Alleva (Pres. Istat):

Alleva (Pres. Istat): "Italia secondo Paese più vecchio al mondo"

Il numero dei residenti in Italia è di 60, 5 milioni di residenti con un'incidenza degli stranieri dell'8,4% (5,6 milioni).

L'Italia è il secondo paese più vecchio del mondo, questo il quadro dipinto dagli ultimi dati Istat.

Giorgio Alleva, presidente dell'Istat, ha presentato a Montecitorio il "Rapporto annuale sulla situazione del Paese".

Secondo i dati illustrati dall'Istat, infatti, la popolazione italiana, rispetto al 2017, ha perso 100mila persone con una stima di 168,7 anziani ogni 100 giovani.

Il Mezzogiorno rimane indietro anche rispetto al forte recupero del mercato del lavoro, con 310.000 lavoratori in meno.
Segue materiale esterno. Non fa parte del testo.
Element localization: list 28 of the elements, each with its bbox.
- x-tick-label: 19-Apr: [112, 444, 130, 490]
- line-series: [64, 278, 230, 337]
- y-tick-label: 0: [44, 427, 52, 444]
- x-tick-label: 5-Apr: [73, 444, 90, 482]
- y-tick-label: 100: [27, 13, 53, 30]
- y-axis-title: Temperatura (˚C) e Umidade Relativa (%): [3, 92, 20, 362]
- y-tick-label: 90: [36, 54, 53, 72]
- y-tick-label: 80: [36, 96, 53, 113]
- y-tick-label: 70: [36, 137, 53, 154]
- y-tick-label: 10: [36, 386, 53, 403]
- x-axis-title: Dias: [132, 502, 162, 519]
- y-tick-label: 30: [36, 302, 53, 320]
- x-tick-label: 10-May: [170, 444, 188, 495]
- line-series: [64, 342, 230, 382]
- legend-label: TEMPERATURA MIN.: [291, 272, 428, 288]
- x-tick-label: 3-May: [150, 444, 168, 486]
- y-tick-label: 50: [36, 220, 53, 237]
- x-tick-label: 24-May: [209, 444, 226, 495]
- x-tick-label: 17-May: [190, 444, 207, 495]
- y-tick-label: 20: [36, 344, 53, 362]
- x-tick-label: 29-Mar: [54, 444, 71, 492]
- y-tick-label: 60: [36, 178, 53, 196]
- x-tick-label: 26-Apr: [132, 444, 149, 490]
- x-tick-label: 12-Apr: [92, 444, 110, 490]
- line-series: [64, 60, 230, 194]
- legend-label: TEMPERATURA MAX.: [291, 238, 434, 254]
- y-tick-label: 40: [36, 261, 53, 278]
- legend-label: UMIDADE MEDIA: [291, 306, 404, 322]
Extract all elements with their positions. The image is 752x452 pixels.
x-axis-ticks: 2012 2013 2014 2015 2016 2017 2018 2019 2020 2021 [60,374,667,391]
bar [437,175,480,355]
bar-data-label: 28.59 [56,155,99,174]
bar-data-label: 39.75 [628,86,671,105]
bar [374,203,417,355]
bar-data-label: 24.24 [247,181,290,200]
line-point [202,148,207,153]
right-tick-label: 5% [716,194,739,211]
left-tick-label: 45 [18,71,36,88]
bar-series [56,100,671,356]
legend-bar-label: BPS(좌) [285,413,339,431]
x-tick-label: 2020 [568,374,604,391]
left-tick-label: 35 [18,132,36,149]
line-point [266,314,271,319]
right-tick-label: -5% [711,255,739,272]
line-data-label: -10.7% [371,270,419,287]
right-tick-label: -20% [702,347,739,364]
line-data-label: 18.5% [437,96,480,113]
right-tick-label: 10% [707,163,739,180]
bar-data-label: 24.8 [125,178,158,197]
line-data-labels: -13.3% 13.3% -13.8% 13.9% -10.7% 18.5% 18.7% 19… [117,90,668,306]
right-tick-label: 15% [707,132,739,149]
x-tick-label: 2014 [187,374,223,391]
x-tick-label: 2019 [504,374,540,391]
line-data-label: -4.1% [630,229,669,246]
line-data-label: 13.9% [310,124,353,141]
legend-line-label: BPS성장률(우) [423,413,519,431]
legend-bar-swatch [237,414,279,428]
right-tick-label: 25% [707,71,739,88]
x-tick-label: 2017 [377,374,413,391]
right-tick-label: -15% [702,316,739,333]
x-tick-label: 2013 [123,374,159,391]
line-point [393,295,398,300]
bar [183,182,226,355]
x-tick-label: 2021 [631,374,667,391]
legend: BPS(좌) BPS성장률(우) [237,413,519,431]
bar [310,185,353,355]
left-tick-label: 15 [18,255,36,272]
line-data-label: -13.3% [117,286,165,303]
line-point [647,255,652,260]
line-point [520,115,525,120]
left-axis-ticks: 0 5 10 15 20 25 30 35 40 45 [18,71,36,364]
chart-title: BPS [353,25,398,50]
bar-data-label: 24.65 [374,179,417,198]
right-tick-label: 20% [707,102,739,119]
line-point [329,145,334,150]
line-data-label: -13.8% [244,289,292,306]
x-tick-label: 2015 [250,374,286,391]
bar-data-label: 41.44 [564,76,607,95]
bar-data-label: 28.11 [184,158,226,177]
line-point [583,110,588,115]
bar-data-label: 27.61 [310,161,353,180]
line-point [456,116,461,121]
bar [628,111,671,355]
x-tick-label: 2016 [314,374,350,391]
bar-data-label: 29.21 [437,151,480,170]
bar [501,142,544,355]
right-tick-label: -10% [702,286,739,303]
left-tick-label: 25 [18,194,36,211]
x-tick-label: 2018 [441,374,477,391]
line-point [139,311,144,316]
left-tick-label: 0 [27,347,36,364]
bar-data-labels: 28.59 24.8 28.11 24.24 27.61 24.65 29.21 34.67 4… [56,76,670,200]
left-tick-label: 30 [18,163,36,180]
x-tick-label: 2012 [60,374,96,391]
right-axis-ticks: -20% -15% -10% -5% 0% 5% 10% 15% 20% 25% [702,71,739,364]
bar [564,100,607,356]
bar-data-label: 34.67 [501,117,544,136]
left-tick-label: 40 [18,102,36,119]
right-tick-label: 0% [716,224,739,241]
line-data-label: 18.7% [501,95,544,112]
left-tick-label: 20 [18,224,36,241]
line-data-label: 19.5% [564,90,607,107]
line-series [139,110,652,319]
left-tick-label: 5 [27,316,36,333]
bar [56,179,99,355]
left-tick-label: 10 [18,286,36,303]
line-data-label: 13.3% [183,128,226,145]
Per il nono anno consecutivo le nascite registrano una diminuzione: nel 2017 ne sono state stimate 464 mila, il 2% in meno rispetto all'anno precedente e nuovo minimo storico.

Non ci sono più dubbi ormai sul fatto che l'Italia oltre ad essere una delle mete preferite dagli immigrati sia tornata ad essere un popolo di migranti.

Considerando le donne, l'età media alla nascita del primo figlio è di 31 anni nel 2016, in continuo aumento dal 1980 (quando era di 26 anni). L'aspettativa di vita per gli uomini è di 80,6 anni, per le donne arriva a 84,9. I Neet seppure in calo, a 2,2 milioni nel 2017, sono ancora il 24,1%, dal 16,7% del Nord al 34,4% del Sud.

Un dato che rende questo scenario ancora più inquietante riguarda il fenomeno dei cervelli in fuga che non accenna ad attenuarsi; basti pensare che nel 2013 furono "solamente" 19.000 i giovani laureati italiani che tentarono la fortuna all'estero, mentre quest'anno è stata toccata quota 25.000. La meta preferita nel 2017 è il Regno Unito (nonostante la Brexit), seguito da Germania, Svizzera e Francia come tra l'altro dimostra la nostra infografica dedicata ai flussi migratori italiani.